Are you grieving?
If you are, I want to tell you, me too. I want to breathe deep, but when I do send all that wonderful life to my heart and core—oof, the pain it enlivens—there are times of late that it groans out of me like a woman too tired from labor. I howl and feel more animal at times in my anguish.

These are difficult days to document, to write, to create. But I also know these things are part of finding joy again too. It brings meaning into some of the chaos. Do you relate to that?

I must breathe gently now, a little at a time. And, as always, the Breath keeps me. In Hebrew the words for breath are interchanged with life, and spirit, and soul.

In the Torah, Deuteronomy (Devarim) 4:15 has this incredible instruction, “watch over your life (breath) diligently…” Here it is the word, nephesh.

Our souls are so precious, within them the spark of the Divine, the Infinite, dwells. When we dwell intentionally here, there is not a lack of life, but a fullness of it, we feel so much, even grief. I have much to learn, but I know these times of depths we must be gentle with ourselves.

My daughter, Selah, captured this image today. I’m grateful.

Breath/soul/life/neshamah is spoken of when Elohim breathed into Adam (Genesis/Bereshit 2:7),

“He breathed into him the breath (neshamah) of life, and Adam became a living soul.”

Breath is Life, with us — when we rise, when we sleep — always.

As the moon waned dark this month, so did I, though it was not intentional and I did not want it. I am glad for the moon and for its poetry as well as the poetry that others have created out of their pain before me.

“Love is
The funeral pyre
Where I have laid my living body.

All the false notions of myself
That once caused fear, pain,

Have turned to ash
As I neared God.

What has risen
From the tangled web of thought and sinew
Now shines with jubilation
Through the eyes of angels
And screams from the guts of Infinite existence
Itself.

Love is the funeral pyre
Where the heart must lay
Its body.”
― Hafiz, The Gift

As the moon’s lines slowly unveil again maybe I will keep time with it, or maybe I will simply watch and wait.
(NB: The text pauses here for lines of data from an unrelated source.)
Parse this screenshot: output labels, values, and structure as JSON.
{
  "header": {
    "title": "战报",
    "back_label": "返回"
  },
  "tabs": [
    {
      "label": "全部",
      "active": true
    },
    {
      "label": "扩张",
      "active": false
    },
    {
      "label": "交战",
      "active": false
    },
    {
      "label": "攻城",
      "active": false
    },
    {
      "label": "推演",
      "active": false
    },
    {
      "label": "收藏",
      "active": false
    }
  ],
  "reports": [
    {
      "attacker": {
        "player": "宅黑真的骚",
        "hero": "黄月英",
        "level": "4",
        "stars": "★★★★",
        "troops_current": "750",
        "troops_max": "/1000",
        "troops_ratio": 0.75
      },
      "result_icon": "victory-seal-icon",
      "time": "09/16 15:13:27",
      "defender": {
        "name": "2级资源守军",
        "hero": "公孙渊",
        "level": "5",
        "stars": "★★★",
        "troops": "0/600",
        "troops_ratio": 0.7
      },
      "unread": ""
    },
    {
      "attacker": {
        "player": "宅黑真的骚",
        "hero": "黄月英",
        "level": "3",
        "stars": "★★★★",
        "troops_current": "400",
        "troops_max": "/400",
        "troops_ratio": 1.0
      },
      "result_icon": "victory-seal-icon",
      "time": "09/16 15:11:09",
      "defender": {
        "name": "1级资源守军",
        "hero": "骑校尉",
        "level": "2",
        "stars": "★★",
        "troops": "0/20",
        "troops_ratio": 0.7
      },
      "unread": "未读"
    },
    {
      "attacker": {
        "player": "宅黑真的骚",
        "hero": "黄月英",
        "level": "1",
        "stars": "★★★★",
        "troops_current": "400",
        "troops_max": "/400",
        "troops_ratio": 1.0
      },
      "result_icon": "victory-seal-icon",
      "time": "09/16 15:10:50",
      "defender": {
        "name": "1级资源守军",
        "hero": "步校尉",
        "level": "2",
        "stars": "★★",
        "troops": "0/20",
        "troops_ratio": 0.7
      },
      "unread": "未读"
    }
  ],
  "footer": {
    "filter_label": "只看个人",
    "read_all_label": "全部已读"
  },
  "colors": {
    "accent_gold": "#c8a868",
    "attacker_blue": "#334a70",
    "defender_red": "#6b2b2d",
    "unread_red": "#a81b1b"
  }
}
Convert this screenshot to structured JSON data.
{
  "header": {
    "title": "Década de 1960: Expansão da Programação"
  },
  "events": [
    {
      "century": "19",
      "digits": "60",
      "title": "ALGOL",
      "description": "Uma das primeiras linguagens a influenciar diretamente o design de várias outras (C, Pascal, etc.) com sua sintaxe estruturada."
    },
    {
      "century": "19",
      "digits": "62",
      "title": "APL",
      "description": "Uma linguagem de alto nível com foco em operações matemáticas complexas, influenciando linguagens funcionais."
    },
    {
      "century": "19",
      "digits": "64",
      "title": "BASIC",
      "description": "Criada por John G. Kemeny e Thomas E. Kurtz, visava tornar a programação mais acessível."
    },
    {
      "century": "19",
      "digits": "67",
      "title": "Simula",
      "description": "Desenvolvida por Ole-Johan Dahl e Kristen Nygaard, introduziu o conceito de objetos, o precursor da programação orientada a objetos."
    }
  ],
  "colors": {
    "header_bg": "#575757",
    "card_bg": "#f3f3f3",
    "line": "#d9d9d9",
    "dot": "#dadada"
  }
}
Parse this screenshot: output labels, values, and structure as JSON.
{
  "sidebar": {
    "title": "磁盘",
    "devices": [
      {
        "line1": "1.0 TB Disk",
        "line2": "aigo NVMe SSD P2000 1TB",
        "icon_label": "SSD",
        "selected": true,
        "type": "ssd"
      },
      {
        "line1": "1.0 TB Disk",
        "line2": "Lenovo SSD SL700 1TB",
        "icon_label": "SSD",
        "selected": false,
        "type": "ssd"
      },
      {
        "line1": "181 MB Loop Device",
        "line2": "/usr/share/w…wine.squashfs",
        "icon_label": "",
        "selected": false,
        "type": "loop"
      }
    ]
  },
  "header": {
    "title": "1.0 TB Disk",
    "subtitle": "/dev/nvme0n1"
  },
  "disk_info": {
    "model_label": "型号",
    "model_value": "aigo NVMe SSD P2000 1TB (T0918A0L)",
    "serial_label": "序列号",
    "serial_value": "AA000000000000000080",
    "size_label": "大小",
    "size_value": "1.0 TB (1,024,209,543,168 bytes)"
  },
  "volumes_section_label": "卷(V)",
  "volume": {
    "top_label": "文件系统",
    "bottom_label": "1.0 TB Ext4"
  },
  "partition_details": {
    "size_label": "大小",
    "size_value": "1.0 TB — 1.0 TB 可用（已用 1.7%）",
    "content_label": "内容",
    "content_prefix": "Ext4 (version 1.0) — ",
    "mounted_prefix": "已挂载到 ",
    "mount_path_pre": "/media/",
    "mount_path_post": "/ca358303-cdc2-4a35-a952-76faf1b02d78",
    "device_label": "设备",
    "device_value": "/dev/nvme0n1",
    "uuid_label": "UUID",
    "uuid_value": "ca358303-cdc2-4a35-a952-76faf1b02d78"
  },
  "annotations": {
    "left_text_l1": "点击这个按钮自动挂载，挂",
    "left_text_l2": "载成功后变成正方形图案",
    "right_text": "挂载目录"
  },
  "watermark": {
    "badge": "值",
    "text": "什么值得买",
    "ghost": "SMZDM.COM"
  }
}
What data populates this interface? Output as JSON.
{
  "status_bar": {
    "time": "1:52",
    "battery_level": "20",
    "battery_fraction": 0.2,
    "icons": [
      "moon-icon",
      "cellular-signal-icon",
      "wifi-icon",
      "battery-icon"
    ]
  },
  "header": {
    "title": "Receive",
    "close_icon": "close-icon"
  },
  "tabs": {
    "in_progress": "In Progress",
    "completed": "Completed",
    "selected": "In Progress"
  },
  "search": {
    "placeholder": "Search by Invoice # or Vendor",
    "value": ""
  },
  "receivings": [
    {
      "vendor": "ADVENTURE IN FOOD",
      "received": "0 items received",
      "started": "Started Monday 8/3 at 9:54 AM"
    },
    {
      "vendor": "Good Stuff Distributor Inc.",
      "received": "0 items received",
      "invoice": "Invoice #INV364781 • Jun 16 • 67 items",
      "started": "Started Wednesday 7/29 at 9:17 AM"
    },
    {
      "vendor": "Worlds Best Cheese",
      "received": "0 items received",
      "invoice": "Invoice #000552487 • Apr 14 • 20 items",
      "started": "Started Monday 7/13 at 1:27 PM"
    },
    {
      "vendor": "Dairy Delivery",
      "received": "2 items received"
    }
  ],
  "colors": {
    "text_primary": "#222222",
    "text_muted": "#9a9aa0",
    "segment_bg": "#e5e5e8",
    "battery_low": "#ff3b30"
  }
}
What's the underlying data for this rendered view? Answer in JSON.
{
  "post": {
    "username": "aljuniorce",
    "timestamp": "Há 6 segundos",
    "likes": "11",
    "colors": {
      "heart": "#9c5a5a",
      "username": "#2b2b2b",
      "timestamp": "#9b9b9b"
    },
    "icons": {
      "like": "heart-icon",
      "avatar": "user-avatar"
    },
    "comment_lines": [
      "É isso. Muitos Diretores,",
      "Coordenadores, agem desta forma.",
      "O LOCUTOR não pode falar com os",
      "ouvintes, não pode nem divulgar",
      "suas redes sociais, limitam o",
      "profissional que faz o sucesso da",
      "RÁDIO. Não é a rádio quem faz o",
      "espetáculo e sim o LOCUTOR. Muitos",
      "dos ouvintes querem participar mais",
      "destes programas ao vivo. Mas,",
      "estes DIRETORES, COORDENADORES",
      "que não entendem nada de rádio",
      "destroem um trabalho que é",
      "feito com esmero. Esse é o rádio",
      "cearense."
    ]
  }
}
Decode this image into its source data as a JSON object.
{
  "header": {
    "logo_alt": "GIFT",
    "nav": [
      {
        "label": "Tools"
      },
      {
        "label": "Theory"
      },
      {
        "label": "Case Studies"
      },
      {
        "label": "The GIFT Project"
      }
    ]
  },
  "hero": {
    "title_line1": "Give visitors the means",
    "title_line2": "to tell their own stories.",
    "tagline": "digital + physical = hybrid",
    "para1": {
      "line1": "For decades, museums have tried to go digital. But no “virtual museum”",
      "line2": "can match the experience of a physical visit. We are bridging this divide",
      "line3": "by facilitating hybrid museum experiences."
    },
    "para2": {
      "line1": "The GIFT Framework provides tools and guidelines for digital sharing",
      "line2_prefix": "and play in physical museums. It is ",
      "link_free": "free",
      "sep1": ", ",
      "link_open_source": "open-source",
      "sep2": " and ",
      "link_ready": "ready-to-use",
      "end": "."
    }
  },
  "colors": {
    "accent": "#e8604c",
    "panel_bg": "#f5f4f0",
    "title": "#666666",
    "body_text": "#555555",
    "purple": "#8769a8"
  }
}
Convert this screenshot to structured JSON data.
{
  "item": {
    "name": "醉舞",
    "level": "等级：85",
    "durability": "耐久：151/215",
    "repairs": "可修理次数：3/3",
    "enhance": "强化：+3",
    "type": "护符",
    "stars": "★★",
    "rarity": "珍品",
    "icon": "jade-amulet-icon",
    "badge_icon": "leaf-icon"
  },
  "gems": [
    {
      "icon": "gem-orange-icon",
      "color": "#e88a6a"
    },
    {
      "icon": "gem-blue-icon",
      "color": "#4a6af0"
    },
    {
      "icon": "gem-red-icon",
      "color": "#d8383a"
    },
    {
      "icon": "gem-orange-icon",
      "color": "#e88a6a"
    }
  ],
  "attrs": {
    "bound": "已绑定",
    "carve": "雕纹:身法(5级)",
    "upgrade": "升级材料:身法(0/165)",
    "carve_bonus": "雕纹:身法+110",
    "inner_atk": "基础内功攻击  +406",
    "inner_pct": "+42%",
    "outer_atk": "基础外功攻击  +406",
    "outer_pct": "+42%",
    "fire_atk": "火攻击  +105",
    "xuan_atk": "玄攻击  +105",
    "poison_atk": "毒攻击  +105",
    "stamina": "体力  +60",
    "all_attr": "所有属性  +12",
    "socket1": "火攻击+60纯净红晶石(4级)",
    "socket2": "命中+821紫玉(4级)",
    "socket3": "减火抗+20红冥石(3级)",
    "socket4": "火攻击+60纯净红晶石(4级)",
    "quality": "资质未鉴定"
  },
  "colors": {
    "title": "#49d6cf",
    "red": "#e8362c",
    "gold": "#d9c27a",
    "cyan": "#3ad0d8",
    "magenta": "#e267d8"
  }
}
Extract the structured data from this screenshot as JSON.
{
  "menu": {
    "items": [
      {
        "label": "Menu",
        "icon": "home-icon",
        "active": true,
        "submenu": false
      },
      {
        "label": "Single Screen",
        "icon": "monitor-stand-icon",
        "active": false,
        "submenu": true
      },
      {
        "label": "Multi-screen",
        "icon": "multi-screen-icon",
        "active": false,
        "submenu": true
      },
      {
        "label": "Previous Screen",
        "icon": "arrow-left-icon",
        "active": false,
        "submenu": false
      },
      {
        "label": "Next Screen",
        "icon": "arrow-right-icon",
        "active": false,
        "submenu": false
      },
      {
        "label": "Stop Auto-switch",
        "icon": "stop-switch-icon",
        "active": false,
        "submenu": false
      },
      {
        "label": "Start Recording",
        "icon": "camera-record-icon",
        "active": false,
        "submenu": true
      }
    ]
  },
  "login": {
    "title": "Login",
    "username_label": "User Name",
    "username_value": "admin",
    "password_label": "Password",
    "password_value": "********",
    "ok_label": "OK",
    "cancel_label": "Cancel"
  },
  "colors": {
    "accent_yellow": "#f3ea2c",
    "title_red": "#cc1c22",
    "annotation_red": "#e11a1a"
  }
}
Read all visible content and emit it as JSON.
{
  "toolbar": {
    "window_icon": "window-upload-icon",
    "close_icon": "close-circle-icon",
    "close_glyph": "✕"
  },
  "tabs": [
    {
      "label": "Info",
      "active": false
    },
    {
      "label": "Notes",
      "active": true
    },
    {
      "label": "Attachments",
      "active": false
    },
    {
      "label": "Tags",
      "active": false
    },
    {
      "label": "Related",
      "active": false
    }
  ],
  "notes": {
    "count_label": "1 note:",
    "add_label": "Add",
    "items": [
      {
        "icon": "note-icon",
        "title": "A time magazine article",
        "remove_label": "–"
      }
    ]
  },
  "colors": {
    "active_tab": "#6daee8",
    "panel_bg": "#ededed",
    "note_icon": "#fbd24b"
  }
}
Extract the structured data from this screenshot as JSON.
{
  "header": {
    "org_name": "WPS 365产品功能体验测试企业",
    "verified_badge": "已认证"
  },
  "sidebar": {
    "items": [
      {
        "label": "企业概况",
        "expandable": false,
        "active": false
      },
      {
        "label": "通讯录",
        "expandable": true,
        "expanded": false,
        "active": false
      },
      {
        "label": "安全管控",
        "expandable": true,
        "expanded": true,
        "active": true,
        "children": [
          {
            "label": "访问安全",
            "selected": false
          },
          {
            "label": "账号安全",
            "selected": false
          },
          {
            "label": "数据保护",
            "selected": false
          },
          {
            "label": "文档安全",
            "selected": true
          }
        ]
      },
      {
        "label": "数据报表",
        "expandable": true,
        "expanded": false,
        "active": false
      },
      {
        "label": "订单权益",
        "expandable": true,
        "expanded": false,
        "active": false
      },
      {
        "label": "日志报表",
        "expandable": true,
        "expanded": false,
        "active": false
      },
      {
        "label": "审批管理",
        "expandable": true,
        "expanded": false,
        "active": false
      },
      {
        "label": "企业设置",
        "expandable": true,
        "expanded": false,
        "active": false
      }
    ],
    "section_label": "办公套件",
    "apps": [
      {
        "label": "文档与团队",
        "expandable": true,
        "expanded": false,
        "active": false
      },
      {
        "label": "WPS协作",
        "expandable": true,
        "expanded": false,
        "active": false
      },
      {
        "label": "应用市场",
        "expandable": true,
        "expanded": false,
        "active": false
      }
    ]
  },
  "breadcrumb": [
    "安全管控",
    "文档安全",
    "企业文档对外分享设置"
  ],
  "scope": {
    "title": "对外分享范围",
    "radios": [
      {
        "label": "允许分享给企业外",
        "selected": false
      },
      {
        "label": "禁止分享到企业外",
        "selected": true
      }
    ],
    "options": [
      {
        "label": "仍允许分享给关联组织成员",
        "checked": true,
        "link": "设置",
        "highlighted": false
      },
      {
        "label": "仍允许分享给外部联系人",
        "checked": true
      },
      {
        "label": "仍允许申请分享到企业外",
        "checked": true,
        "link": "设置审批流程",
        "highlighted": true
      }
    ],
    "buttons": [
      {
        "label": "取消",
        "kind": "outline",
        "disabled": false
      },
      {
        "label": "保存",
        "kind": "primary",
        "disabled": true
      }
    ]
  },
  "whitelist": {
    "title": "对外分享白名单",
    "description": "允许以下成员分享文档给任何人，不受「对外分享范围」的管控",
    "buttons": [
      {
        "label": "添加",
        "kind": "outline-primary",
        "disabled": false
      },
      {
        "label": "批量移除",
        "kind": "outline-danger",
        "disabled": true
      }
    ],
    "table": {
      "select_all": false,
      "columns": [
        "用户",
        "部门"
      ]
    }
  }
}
It signals to us now of the changing season again, autumn coming and with it “the great feast” of tabernacles, the third and final pilgrim festival of the biblical calendar. In preparation for this renewed “going up”…the nights are softly lit, darker until they wax full to the holiest day of the year, the day of covering—an appointed time to bask in what the poetry of the Torah tells us is true; His banner over us is love.

From covering to covering we travel, exposed, and often feeling alone. These are the days to remember we are not alone. I am remembering with you. I am not alone, with you. You are not alone, with me. My prayer is that we would be nurtured in our grief, that even our tears would water our ground. In this hope, I am letting it out. Part of that is sharing it with you, part of it is private, part of it is reaching out to friends and family, and going for walks and long drives. What does it look like for you?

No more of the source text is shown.